Prostaglandin E 2 induces contraction of liver myofibroblasts by activating EP 3 and FP prostanoid receptors

Background and purpose:  Increased portal pressure in liver injury results from hypercontraction of perivascular non‐parenchymal cells including liver myofibroblasts (MFs). Prostaglandin E 2 (PGE 2 ) is the major eicosanoid which is released around the venous system during liver injury, but little is known about their contractile effect on MFs. Experimental approach:  Contraction of primary rat liver MFs was measured by a collagen gel contraction assay. Expression of E prostanoid (EP) receptor subtypes was assessed by reverse transcription‐polymerase chain reaction. Fura‐2 fluorescence was used to determine intracellular Ca 2+ concentration ([Ca 2+ ] i ). Phosphorylation of protein kinase C (PKC) was detected by Western blot analysis. Key results:  Liver MFs expressed mRNAs for all four EP receptors. PGE 2 induced contraction in a dose‐ and time‐dependent manner, and slightly increased [Ca 2+ ] i only at high concentrations (10 µmol·L −1 ).
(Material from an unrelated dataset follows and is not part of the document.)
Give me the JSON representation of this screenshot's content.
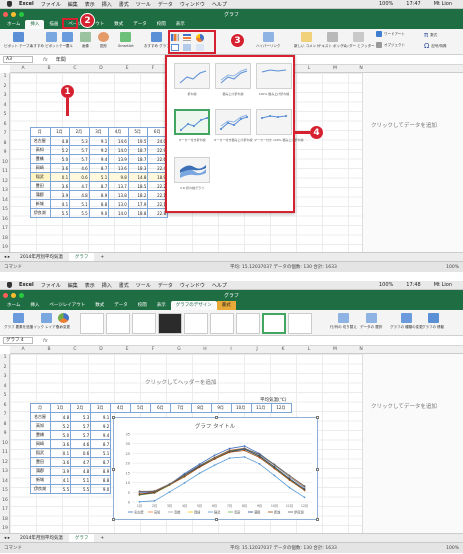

An agonist selective for EP 3 receptors, ONO‐AE‐248, dose‐dependently induced MF contraction but did not increase [Ca 2+ ] i . Pretreatment with rottlerin (a specific novel PKC inhibitor) and Ro 31‐8425 (a general PKC inhibitor) significantly reduced 1 µmol·L −1 PGE 2 ‐ or ONO‐AE‐248‐induced contractions. Furthermore, 1 µmol·L −1 PGE 2 stimulated phosphorylation of PKC isoforms PKCδ and PKCε. The F prostanoid (FP) receptor antagonist AL8810 abolished the [Ca 2+ ] i elevation and the rapid contraction induced by 10 µmol·L −1 PGE 2 . Conclusions and implications:  Lower concentrations up to 1 µmol·L −1 of PGE 2 induce liver MF contraction via a [Ca 2+ ] i ‐independent PKC‐mediated pathway through the EP 3 receptor, while higher concentrations have an additional pathway leading to Ca 2+ ‐dependent contraction through activating the FP receptor.